C’est l’après-midi et déjà LaChair11 semble s’être un peu endormi, affalé dans la routine qui sera la sienne pendant deux jours encore de ripailles. Les hôtes et hôtesses s’ennuient un peu sur les établis sanguignolents, certains tentant même d’appâter le chaland en offrant de fine tranche de jambonneau. Dehors, sous une pluie intermittente, quelques valeureux tâtent le cul des bœufs. Il fait froid dans certaines parties du hall et les buffets gargantuesques offerts tous les deux mètres entre midi et deux semblent avoir été razziés par les Huns et les Vikings réunis.

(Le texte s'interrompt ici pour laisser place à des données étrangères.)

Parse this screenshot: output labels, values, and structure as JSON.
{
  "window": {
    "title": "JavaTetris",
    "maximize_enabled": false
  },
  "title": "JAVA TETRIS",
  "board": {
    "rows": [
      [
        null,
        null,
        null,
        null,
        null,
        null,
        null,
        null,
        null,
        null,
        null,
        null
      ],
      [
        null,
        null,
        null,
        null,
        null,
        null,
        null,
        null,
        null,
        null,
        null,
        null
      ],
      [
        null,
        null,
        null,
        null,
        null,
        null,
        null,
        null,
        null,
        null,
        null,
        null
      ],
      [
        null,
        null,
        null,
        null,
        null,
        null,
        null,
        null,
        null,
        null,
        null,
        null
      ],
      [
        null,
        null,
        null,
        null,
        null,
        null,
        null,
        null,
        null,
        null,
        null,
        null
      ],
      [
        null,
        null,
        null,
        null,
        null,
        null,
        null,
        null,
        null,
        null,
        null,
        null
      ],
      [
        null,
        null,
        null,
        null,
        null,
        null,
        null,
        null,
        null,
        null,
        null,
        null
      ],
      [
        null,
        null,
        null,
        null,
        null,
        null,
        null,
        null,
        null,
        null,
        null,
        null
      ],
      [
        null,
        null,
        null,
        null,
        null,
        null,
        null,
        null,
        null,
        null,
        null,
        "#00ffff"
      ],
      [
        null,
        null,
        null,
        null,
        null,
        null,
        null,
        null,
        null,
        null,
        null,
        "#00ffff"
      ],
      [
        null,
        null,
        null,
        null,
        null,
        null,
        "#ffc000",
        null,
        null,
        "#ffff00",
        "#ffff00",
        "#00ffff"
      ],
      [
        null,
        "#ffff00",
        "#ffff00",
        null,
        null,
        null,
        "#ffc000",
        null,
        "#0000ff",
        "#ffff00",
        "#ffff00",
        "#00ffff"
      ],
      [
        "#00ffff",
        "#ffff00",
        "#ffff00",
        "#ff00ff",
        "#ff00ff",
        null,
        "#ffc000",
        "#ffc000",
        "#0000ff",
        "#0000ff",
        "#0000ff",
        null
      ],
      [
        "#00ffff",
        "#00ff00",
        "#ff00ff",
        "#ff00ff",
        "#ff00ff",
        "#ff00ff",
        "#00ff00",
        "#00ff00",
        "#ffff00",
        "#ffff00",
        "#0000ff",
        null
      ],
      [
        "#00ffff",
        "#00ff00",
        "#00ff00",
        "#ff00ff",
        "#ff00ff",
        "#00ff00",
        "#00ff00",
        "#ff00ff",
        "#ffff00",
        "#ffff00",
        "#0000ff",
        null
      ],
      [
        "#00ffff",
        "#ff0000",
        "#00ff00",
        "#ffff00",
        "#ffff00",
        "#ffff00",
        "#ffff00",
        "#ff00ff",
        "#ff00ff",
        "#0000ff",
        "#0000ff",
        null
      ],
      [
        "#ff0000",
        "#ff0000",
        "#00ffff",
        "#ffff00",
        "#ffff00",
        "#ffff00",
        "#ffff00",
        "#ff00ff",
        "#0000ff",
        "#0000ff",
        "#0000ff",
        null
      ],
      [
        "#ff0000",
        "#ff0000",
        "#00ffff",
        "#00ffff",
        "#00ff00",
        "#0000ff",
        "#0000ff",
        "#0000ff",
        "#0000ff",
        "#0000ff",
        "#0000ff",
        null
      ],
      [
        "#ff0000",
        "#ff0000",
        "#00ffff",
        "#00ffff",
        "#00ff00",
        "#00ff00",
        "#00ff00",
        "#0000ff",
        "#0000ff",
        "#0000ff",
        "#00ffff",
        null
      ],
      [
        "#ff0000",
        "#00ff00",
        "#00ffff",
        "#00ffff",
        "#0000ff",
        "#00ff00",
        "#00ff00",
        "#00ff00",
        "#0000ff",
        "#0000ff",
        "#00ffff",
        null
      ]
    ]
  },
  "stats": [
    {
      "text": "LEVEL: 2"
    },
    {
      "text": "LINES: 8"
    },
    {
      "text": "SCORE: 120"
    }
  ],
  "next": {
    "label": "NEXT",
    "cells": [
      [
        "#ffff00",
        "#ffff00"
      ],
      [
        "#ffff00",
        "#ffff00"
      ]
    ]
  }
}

Ce qui ne nous dit pas ce que vient faire là ce garçon déguisé en Knaki.

Alors on erre dans les trois halls du salon à la recherche d’un peu de chair fraiche. On croise un garçon allemand qui tente de nous vendre une Frankfurt sans peau, puis un chapelet de saucisson de Lyon. On ne sait jamais, ça peut servir avant la fin de l’après-midi. Un stand sur trois propose de hacher soi-même un chevreau dépecé de la veille. Mouais. Il y a aussi dans une allée cet autre jeune homme conversant avec une bouchère plantureuse qui le photographie à côté d’un bélier et partage le cliché avec sa communauté de Haute-Savoie. LaChair11 ressemble parfois à LeWeb11.